RE: wenig Vertrauen?

in Grenztruppen der DDR 15.04.2013 21:11
von Rainman2 | 5.762 Beiträge

Zitat von andy im Beitrag #24
Zitat von Jobnomade im Beitrag #23
... Bestenfalls zu einem Handgemenge bei Enttarnung und Festnahme. Und dann wieder ein paar Legenden, um das Ganze zu vertuschen.
Hier sage ich mal: unter den damaligen Umständen - eine vergleichweise harmlose Sache. Wenn auch sehr unangenem für den betroffenen "Verräter".

Gruss Hartmut


Ob es Legenden bedurfte, um eine FF, die sich noch im Vorbereitungsstadium befand zu vertuschen weiss ich nicht. Vielleicht kann Rainman was dazu sagen. Ich könnte mir aber vorstellen, dass solche Dinge in den Linieneinheiten auch ausgewertet wurden - und sei es zur Abschreckung.
...

Hallo Andy, hallo Jobnomade,

nein, kann ich nicht. Wir wurden in solchen Fällen auch nicht informiert. Es kam einfach nur ein Befehl, dass Soldat x umgehend aus der Grenzkompanie abgezogen wird und in den Stab zu begleiten ist. Dann hieß es Seesack packen, rein in die Pappe und ab ging es. Eine Auswertung habe ich bei keinem Fall abgezogener Soldaten erlebt. Das ergäbe auch letzten Endes nicht viel Sinn. Die Gründe für eine Fahnenflucht waren wohl immer sehr individuell. Und uns gegenüber wäre ein verdeckter Einsatz dekonspiriert worden. Nein, uns reichte sowieso der Befehl. Und wenn wir nachfragten, bekamen wir eh nur selten eine Antwort.

ciao Rainman


Edit: Ich denke mal, dass die meisten Abversetzungen aus der GK eher "vorbeugend" als mit dem konkreten Verdacht erfolgten. War ja bei mir nicht anders. Technisch hatte ich ja auch eine Fahnenflucht angedroht, aber nichts hätte mir ferner gelegen als das.

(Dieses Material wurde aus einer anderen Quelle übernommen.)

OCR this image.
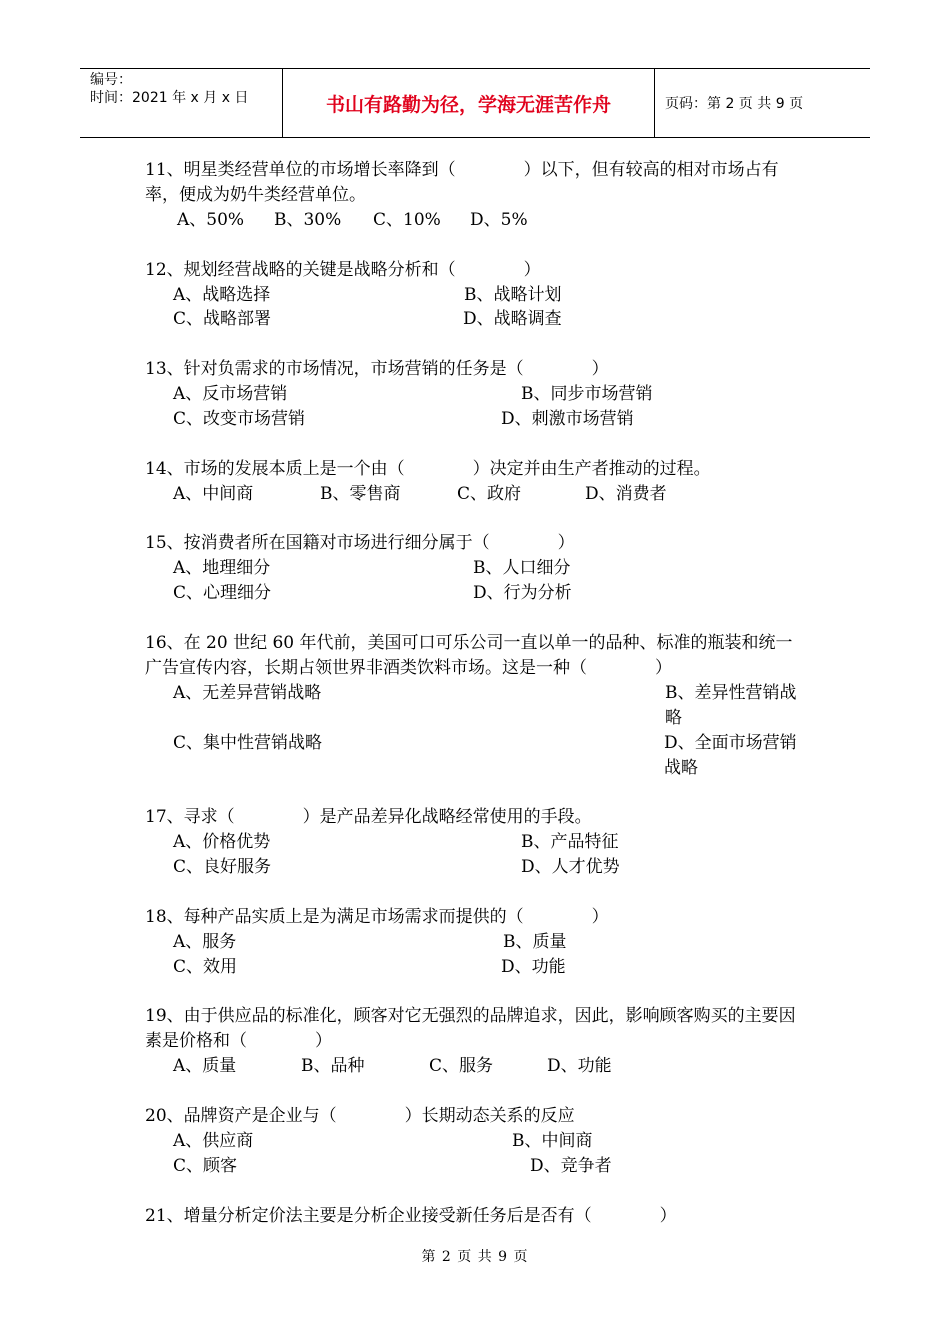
编号：
时间：2021 年 x 月 x 日	书山有路勤为径，学海无涯苦作舟	页码：第 2 页 共 9 页
11、明星类经营单位的市场增长率降到（　　　　）以下，但有较高的相对市场占有率，便成为奶牛类经营单位。
A、50%	B、30%	C、10%	D、5%
12、规划经营战略的关键是战略分析和（　　　　）
A、战略选择	B、战略计划
C、战略部署	D、战略调查
13、针对负需求的市场情况，市场营销的任务是（　　　　）
A、反市场营销	B、同步市场营销
C、改变市场营销	D、刺激市场营销
14、市场的发展本质上是一个由（　　　　）决定并由生产者推动的过程。
A、中间商	B、零售商	C、政府	D、消费者
15、按消费者所在国籍对市场进行细分属于（　　　　）
A、地理细分	B、人口细分
C、心理细分	D、行为分析
16、在 20 世纪 60 年代前，美国可口可乐公司一直以单一的品种、标准的瓶装和统一广告宣传内容，长期占领世界非酒类饮料市场。这是一种（　　　　）
A、无差异营销战略	B、差异性营销战略
C、集中性营销战略	D、全面市场营销战略
17、寻求（　　　　）是产品差异化战略经常使用的手段。
A、价格优势	B、产品特征
C、良好服务	D、人才优势
18、每种产品实质上是为满足市场需求而提供的（　　　　）
A、服务	B、质量
C、效用	D、功能
19、由于供应品的标准化，顾客对它无强烈的品牌追求，因此，影响顾客购买的主要因素是价格和（　　　　）
A、质量	B、品种	C、服务	D、功能
20、品牌资产是企业与（　　　　）长期动态关系的反应
A、供应商	B、中间商
C、顾客	D、竞争者
21、增量分析定价法主要是分析企业接受新任务后是否有（　　　　）
第 2 页 共 9 页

"Ein gutes Volk, mein Volk. Nur die Leute sind schlecht bis ins Mark."
(aus: "Wer reißt denn gleich vor'm Teufel aus", DEFA 1977)


zuletzt bearbeitet 15.04.2013 21:13 | nach oben springen

#26

RE: wenig Vertrauen?

in Grenztruppen der DDR 15.04.2013 21:30
von Lutze | 8.039 Beiträge

Zitat von Rainman2 im Beitrag #25
Zitat von andy im Beitrag #24
Zitat von Jobnomade im Beitrag #23
... Bestenfalls zu einem Handgemenge bei Enttarnung und Festnahme. Und dann wieder ein paar Legenden, um das Ganze zu vertuschen.
Hier sage ich mal: unter den damaligen Umständen - eine vergleichweise harmlose Sache. Wenn auch sehr unangenem für den betroffenen "Verräter".

Gruss Hartmut


Ob es Legenden bedurfte, um eine FF, die sich noch im Vorbereitungsstadium befand zu vertuschen weiss ich nicht. Vielleicht kann Rainman was dazu sagen. Ich könnte mir aber vorstellen, dass solche Dinge in den Linieneinheiten auch ausgewertet wurden - und sei es zur Abschreckung.
...

Hallo Andy, hallo Jobnomade,

nein, kann ich nicht. Wir wurden in solchen Fällen auch nicht informiert. Es kam einfach nur ein Befehl, dass Soldat x umgehend aus der Grenzkompanie abgezogen wird und in den Stab zu begleiten ist. Dann hieß es Seesack packen, rein in die Pappe und ab ging es. Eine Auswertung habe ich bei keinem Fall abgezogener Soldaten erlebt. Das ergäbe auch letzten Endes nicht viel Sinn. Die Gründe für eine Fahnenflucht waren wohl immer sehr individuell. Und uns gegenüber wäre ein verdeckter Einsatz dekonspiriert worden. Nein, uns reichte sowieso der Befehl. Und wenn wir nachfragten, bekamen wir eh nur selten eine Antwort.

ciao Rainman


Edit: Ich denke mal, dass die meisten Abversetzungen aus der GK eher "vorbeugend" als mit dem konkreten Verdacht erfolgten. War ja bei mir nicht anders. Technisch hatte ich ja auch eine Fahnenflucht angedroht, aber nichts hätte mir ferner gelegen als das.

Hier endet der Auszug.